Scientists have made stunning progress in their ability to decode genomes; the past several years have produced many new genome-sequencing efforts. Now, some scientists have shifted their focus from passively reading genomes to actively “writing” and “editing” them in specific ways. Researchers led by George Church, professor of genetics at Harvard Medical School, and Joe Jacobson, associate professor in the Media Lab at MIT, have announced a new approach for rapidly and inexpensively editing large numbers of genomes in living cells. Their new editing tools could be used to engineer cells that have radically different properties, including advantages such as resistance to infection.
Their July 15 paper in Science focuses on efforts to alter the genome by means of a “search and replace” method that revises codons—strings of three DNA molecules that are often thought of as DNA “words” because they encode a single amino acid (the building block of proteins). Some codons, though, function more like a punctuation mark; these “stop codons” instruct the protein-building machinery of a cell to stop linking amino acids together, much as a period ends a sentence. In this study, the researchers engineered E. coli bacteria by replacing each stop codon bearing the pattern of DNA bases thymine-adenine-guanine, or TAG, with a different (but nonharmful) stop codon reading TAA.
Replacing each instance of that single codon, which appears 314 times in the E. coli genome, involved a two-step process. “We’re speeding up evolution,” Church explains. The first technique, called multiplex automated genome engineering (MAGE), can make rapid, specific changes in cells: researchers introduce pieces of synthetic DNA into bacteria and then select resulting strains that possess the desired properties (in this case, with some of the TAG codons replaced by TAA). They then use a method called conjugative assembly genome engineering (CAGE) that draws on bacteria’s natural ability to swap genetic material. By selecting strains with the most TAA codons, the team could eventually create a strain in which every instance of the TAG codon has been replaced.
The larger goal, Church says, is to create a bacterium that is resistant to infection by viruses. Viruses can’t make their own proteins, so they hijack host genomes and force them to make viral proteins; Church’s team wants to scramble the genetic code in a way that leaves its functions intact but makes it unrecognizable to viral invaders. The TAG and TAA codons are “synonymous”—they both have the same function in the genome—so by replacing each TAG stop codon with a TAA equivalent, Church’s team can then delete the machinery in the cell responsible for reading TAG. The cell will function as if everything is normal, but a virus expects to see the code in its original form. “If you make the code different enough,” Church explains, “that organism becomes resistant to all viruses.”

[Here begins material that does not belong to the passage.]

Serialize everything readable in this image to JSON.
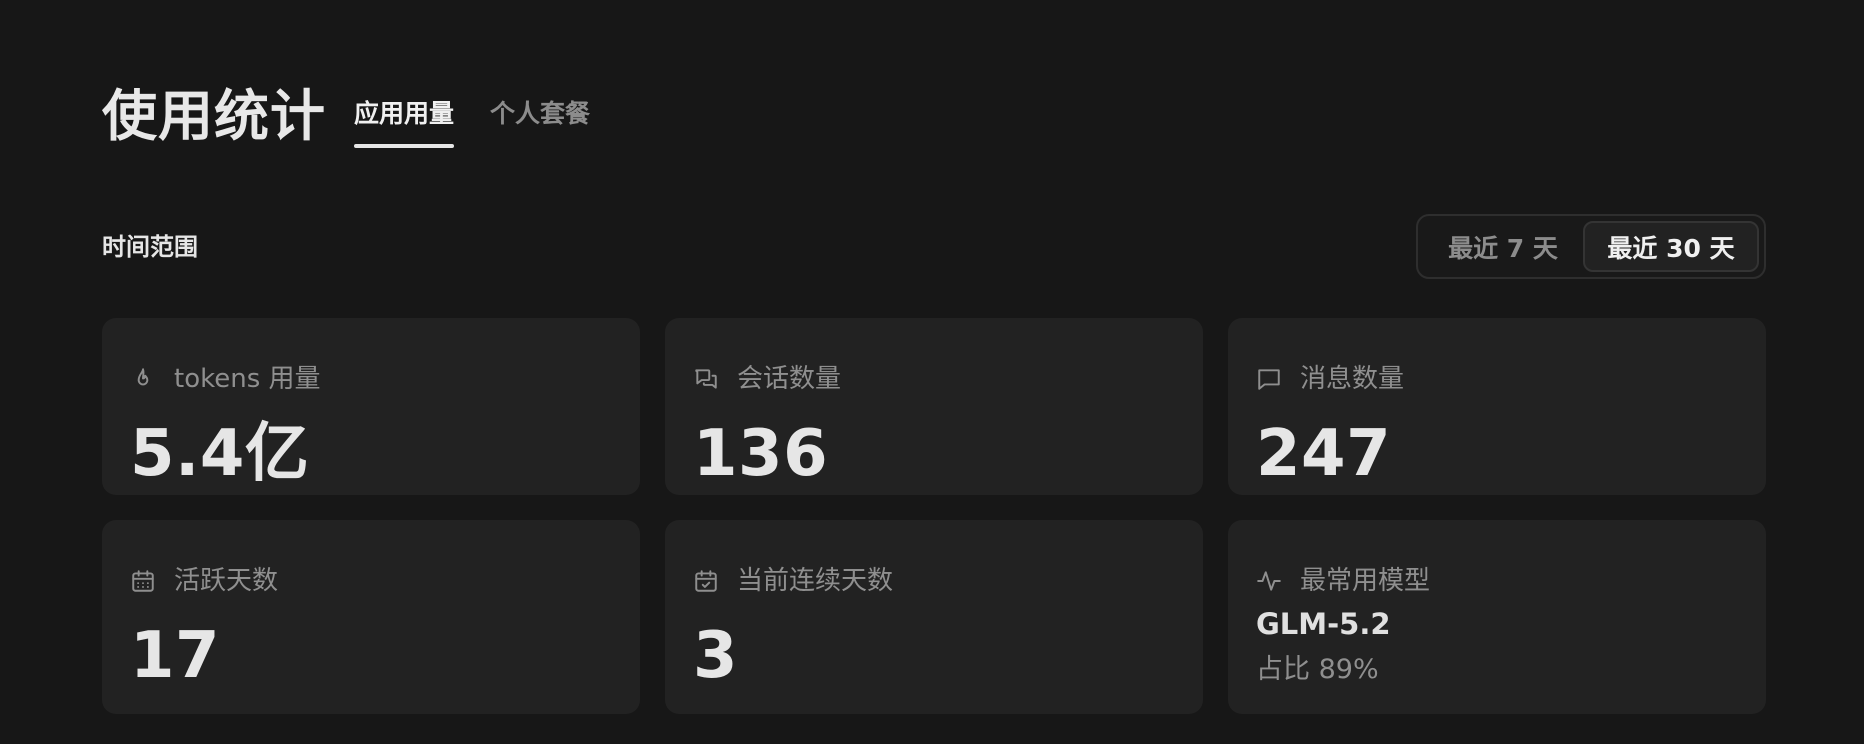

Viral resistance is only one of the ways these editing techniques can be used to hack genomes. “Our goal is to change every base pair,” Church reports. His approach differs from that of a team at the J. Craig Venter Institute that synthesized a genome from scratch and transplanted it into a cell last year. Rather than copy something from life, Church says, his team’s goal is to radically change an existing genome’s properties. He estimates that creating the entire E. coli genome would cost several million dollars, whereas his editing technique is much cheaper and more flexible, and at each stage of the process provides researchers with feedback about how their changes have affected the cell. With a directed evolution approach, he says, “If you select for what you want, the end product is exactly what you want.”